Piece of cake from 1924 Vanderbilt wedding found

A 90-year-old piece of cake from the wedding of Cornelia Stuyvesant Vanderbilt to John Francis Amherst Cecil on April 29, 1924, has been rediscovered and donated to the Biltmore House collection. The small sliver of fruitcake, that most enduring of cake varietals, was found by Frederick Cochran when he was going through a trunk he inherited from his aunt Bonnie Revis, formerly a cook at Biltmore House. It was in a tiny beige box stamped “Biltmore House” on the lid.

Cochran looked inside and saw what he thought was a piece of cheese (fruitcake looks cheesy after a century, it seems). He called Biltmore House and reported his find. Biltmore Museum Services collections manager Laura Overbey went to Cochran’s home to examine the artifact and bring it back to the great estate in Asheville, North Carolina. She recognized the box from the two distinctive monograms on either side of the “Biltmore House” on the lid as those of Cornelia Vanderbilt and John F. A. Cecil, which marked the box and its contents as originating at their huge society wedding.

As far as she knew, however, there was no cheese gifting at the Vanderbilt-Cecil wedding. It wasn’t until she overheard a couple of conversations that she was able to put the pieces together.

Back at Biltmore, one of Overbey’s coworkers happened to be talking about “how a friend had found a piece of Grover Cleveland’s wedding cake” — and she realized what she likely had in the pretty little box. Even more coincidental, as she walked into the office of her director, Ellen Rickman, to tell her the news, she heard an oral history to which Rickman was listening, about Cornelia’s nuptials.

“Right as I was coming in the door, this gentleman (on the recording) is saying he remembers getting a small box of fruitcake for the wedding,” Overbey said. Thus it was that an interview done in 1989 helped a collections manager in 2014 to identify a piece of cake from 1924.
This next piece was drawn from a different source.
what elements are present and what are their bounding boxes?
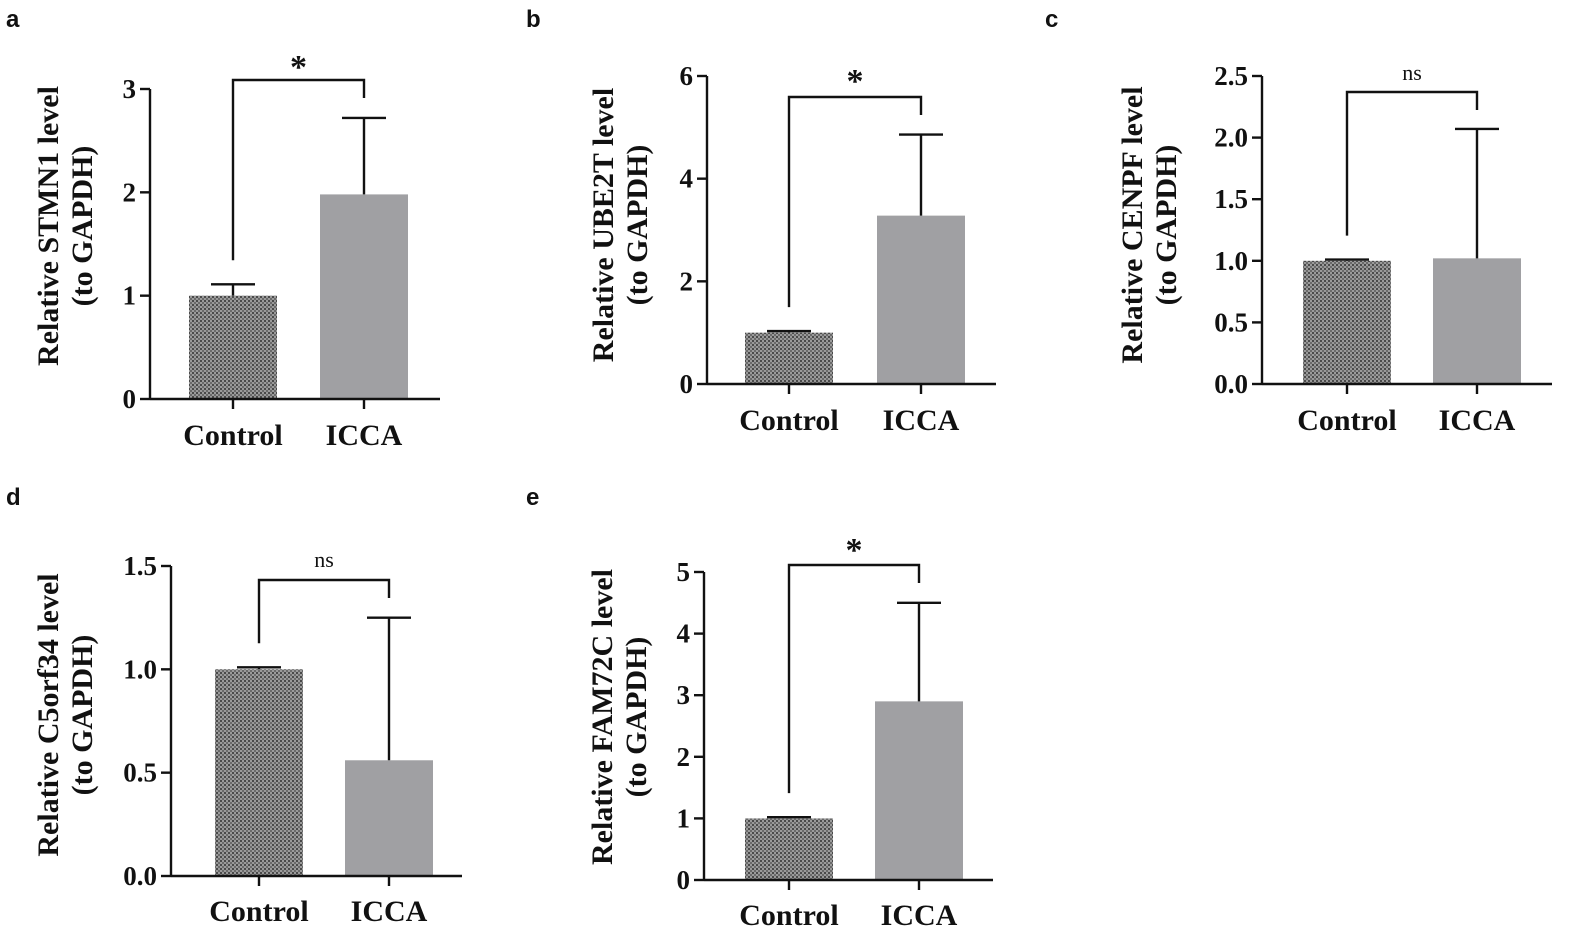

In the interview, an elderly Paul Towe, whose father worked at Biltmore in the 1920s and ’30s, recalled attending Cornelia’s wedding as a small boy. His sister, Sarah, was a flower girl, and he remembered that “everybody got a little white box with their name on it with a piece of fruitcake.”

That would explain why Bonnie Revis had a sliver of the cake, because it was widely distributed to all the staff and attendants, and she was cook from 1924 to 1935 (coincidentally almost exactly the duration of the Vanderbilt-Cecil marriage). Cornelia’s late father George Vanderbilt (grandson of railroad magnate Commodore Cornelius Vanderbilt) and her mother Edith Stuyvesant Dresser were deeply involved in the Asheville community and employed hundreds of people at the estate. When Cornelia, only child of George and Edith, married the Honorable John Francis Amherst Cecil, third son of Lord Cecil and the Baroness Amherst of Hackney, direct descendant of William Cecil, Lord Burghley, Queen Elizabeth I’s Lord High Treasurer, the entire town assembled outside All Souls’ Church to watch the couple and 1,000 guests arrive and depart.

Many workers at the Biltmore Estate were guests or actually part of the wedding. When the newlyweds left the church arm in arm after the ceremony, they and the wedding party walked through an arch of crossed flowering branches held by 44 children of Biltmore Estate staff. The youngest, Polly Ann Flower, greeted them at the end of the arch wearing a little white Cupid outfit.

There are no records surviving of what kind of wedding cake was served, but fruitcake was traditionally the groom’s cake, so it’s like this sliver was carved off John Cecil’s cake rather than whatever massive confection served as the primary wedding cake. It was made by Rauscher’s, identified by a stamp inside the bottom of the box, a bakery in Washington, D.C. George and Edith had a home on K Street in D.C., and Cornelia was staying there when she met Cecil. He was ten years older than her and an accomplished diplomat. When they met in 1923, he was the first secretary at the British Embassy and part of a group of highly eligible men known in D.C. society as the “British Bachelors.” Cornelia and John hit it off right away, announcing their engagement just a few months after they met.

John Cecil resigned his position before the wedding, choosing instead to focus on the management of the Biltmore Estate. It became his life-long vocation. He continued to live at and manage Biltmore until his death in 1954, twenty years after his divorce from Cornelia. She, on the other hand, got married to an English banker in 1949 and moved to England where she spent the rest of her life. John and Cornelia’s sons took over management of the estate after John’s death, George Henry Vanderbilt Cecil running Biltmore Farms (the successful dairy farm branch), his younger brother William Amherst Vanderbilt Cecil taking on the Biltmore Estate, including the house and vinyards he planted. Their children manage the estate today.

As for the piece of cake, it is now in the freezer, for historical rather than culinary preservation purposes. It is still inside its original gift box, protected by several nested Ziploc bags.